I grew up in Parker, Colorado, in a big, cozy house with five kids on a five-acre plot of land. The house was filled with enchanted spaces—closets with stuffed animals and sleeping bags, a labyrinthine basement where you could find a million hiding spots but also run around in a continuous loop if you opened all the doors; a creepy boiler room; bunk beds for late-night giggling and whispering; a chest full of wooden blocks that my Grandad made. The sprawling outside had a handmade wooden playhouse, a barn, a propane tank, a see-saw, trees to climb, and a barrel full of petrified wood—all of which were rich fodder for escapist adventures.

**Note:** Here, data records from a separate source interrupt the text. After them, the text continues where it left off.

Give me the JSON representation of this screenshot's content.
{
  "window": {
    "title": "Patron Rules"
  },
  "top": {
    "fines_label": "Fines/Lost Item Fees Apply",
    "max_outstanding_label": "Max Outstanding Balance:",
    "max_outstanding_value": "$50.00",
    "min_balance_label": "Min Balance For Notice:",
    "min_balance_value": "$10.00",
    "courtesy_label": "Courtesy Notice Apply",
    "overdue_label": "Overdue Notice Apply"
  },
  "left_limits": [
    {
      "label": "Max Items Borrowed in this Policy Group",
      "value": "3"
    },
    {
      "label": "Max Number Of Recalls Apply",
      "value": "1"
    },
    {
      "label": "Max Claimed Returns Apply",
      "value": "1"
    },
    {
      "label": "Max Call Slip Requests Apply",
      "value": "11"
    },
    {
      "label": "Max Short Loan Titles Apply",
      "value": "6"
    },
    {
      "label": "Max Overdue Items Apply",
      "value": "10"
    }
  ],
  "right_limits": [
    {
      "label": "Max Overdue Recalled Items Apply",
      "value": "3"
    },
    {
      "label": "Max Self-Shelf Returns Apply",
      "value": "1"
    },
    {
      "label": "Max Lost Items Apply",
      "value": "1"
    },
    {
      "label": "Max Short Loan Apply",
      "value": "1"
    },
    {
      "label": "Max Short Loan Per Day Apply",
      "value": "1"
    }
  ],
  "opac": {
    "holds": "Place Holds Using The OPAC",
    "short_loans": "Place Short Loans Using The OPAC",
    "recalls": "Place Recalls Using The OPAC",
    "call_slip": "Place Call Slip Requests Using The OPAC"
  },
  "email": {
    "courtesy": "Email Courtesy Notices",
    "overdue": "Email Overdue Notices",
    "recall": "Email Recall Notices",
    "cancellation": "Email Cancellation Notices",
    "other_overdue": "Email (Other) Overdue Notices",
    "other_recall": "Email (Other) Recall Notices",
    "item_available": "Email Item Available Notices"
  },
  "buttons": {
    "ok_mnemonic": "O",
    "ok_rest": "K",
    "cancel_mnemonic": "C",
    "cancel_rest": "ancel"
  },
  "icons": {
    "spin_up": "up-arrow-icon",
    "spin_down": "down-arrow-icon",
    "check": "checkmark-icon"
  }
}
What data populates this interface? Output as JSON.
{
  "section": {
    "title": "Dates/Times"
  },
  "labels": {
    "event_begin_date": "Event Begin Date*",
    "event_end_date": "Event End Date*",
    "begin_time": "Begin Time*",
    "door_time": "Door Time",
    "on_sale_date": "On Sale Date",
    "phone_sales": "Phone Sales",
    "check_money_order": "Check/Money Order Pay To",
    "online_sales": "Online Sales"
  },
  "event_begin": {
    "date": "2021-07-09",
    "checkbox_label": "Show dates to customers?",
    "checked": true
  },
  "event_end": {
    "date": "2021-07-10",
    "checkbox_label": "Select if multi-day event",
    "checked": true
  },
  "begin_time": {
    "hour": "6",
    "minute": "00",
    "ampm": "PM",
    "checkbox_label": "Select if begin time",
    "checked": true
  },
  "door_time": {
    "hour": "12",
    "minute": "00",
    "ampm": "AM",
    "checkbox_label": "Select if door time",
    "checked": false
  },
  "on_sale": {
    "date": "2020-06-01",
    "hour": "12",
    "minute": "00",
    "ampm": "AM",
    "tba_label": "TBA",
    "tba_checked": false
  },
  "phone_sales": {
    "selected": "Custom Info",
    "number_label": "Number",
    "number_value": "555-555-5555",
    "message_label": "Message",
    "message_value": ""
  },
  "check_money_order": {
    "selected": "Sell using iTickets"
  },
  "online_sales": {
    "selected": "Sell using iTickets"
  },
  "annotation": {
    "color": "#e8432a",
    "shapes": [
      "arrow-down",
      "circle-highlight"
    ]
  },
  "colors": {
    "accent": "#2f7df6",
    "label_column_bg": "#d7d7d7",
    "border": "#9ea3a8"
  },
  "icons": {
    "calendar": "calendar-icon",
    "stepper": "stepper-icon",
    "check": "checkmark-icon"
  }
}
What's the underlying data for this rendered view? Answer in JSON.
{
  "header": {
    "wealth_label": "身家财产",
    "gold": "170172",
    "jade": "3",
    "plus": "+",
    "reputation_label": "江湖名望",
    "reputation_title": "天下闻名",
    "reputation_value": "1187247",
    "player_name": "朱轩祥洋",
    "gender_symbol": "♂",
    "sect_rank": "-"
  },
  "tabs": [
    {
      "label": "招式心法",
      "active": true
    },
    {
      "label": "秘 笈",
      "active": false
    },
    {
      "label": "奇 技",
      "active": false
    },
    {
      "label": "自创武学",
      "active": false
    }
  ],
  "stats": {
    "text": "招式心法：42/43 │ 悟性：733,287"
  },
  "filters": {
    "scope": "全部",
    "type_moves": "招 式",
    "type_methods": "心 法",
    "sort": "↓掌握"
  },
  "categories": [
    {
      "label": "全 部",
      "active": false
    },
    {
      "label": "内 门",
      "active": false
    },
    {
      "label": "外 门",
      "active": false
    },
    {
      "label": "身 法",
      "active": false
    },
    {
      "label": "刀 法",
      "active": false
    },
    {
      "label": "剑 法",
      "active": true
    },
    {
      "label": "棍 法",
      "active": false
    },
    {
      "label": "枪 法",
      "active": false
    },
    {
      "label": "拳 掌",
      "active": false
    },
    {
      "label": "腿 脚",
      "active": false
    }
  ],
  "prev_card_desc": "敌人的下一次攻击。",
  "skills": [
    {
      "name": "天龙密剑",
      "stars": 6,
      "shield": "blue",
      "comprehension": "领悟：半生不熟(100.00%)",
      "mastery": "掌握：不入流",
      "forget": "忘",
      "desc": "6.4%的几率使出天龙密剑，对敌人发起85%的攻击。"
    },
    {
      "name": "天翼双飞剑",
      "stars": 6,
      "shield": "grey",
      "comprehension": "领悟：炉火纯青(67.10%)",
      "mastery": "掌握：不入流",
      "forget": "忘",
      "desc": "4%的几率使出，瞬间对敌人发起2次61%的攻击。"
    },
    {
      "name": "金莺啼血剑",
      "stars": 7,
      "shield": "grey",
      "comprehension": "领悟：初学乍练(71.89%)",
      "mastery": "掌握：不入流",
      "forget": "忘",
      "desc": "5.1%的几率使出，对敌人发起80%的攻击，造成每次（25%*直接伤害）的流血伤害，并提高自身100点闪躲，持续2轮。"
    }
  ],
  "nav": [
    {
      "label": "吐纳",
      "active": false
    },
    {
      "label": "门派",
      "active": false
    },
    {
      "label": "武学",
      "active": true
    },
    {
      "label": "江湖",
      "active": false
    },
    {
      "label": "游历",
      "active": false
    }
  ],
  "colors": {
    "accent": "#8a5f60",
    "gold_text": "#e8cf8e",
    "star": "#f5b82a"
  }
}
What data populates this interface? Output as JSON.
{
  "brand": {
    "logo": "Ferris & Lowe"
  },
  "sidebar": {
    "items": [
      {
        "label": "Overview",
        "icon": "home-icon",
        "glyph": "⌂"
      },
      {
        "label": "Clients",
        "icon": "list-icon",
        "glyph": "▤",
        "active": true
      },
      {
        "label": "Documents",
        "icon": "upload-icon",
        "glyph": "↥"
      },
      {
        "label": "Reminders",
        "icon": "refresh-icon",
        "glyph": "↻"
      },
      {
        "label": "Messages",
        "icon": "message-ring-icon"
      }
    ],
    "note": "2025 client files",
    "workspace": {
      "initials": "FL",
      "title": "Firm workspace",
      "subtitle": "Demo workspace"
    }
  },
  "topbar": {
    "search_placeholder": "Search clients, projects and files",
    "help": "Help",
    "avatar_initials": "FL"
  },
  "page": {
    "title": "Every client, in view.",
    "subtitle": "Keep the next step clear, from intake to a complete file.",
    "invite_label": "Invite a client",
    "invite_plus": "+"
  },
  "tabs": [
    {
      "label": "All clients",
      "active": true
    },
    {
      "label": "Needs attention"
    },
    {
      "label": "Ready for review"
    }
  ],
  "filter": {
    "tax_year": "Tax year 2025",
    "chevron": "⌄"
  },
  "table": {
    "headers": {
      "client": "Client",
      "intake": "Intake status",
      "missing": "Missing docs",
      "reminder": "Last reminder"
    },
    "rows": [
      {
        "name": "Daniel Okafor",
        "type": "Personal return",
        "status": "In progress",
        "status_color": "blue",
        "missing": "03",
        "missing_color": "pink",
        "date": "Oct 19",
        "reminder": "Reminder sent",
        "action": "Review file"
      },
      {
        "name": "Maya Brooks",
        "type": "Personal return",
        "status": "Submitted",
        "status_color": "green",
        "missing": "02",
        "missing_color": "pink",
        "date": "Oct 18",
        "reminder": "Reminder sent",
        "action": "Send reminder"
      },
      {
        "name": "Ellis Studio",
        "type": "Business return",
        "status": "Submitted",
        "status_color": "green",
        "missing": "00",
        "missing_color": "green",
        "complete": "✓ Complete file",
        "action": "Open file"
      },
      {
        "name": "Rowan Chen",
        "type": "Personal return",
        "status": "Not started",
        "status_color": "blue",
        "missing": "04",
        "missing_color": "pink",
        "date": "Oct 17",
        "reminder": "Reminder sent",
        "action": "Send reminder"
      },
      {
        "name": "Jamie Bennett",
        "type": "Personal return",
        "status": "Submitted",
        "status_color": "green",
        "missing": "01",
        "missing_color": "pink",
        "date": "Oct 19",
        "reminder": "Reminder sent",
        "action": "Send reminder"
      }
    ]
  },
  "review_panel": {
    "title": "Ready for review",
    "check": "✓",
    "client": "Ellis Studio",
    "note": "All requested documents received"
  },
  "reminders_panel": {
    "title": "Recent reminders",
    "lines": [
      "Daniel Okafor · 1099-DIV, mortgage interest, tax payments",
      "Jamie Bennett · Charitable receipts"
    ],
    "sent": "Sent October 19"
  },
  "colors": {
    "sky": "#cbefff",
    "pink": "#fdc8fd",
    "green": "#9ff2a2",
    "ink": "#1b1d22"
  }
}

We were homeschooled, so my brothers and sisters and I were our own tiny society; when we weren’t doing self-directed school exercises, we made up games—hiding games, running games, tripping games (which may have resulted in a broken leg), but also creative roleplaying and imagination-based play. Mom read us stories aloud, quizzed us on Latin prefixes, encouraged us to make art and play music, and fixed us sandwiches while we all watched reruns of Little House on the Prairie at lunch.
More than many kids my age, my childhood home was pretty much my entire world. Not just where I slept and ate, but literally where I grew up, played, discovered my passions and hobbies… discovered myself. Once I got to high school and the turbulent teens, I couldn’t wait to leave this home and fly off to somewhere more “exciting.” But during my very first semester away from home in my freshman year of college, my family decided to move out of state and sell this childhood house.
Maybe that is the location of this deep rupture I feel, and why I connect with Spielberg’s lost boys. I’m not convinced of that idea—but the experience did hurt a lot, and something precious was suddenly, unexpectedly lost.
But that episode was also just a metaphor for life; even if our parents never leave the home we grew up in, we can never truly go home again. I tried several times, returning to Colorado for whole summers as a young adult, driving out to the old house, retracing my old haunts. It was nice to make contact with these sacred places, and letting myself sit (or wallow) in nostalgia can be cathartic. But it isn’t possible to bring childhood back.
E.T. understands that—and accepts it. A river of quiet grief runs through this funny, sweet, charming, magical tale. In the end, Elliott begs E.T. to stay, but E.T. has to leave. That home is empty now; the kids are all grown up. We shouldn’t helplessly curl up in our boyhood closet too often; it’s not healthy. But for two hours, every time I watch this movie—with John Williams’ wordless opera of religioso mystery, longing, grief, and catharsis—I can reach out and touch the little boy I used to be… and it is healing.









Why'd you have to make me cry on such a nice Tuesday morning?
Wonderfully framed. I never noticed the constant use of the bedroom closet as a significant location before.
You need to do an updated/revised version of the Williams biography and include all these write ups as an ‘appendix' of sorts.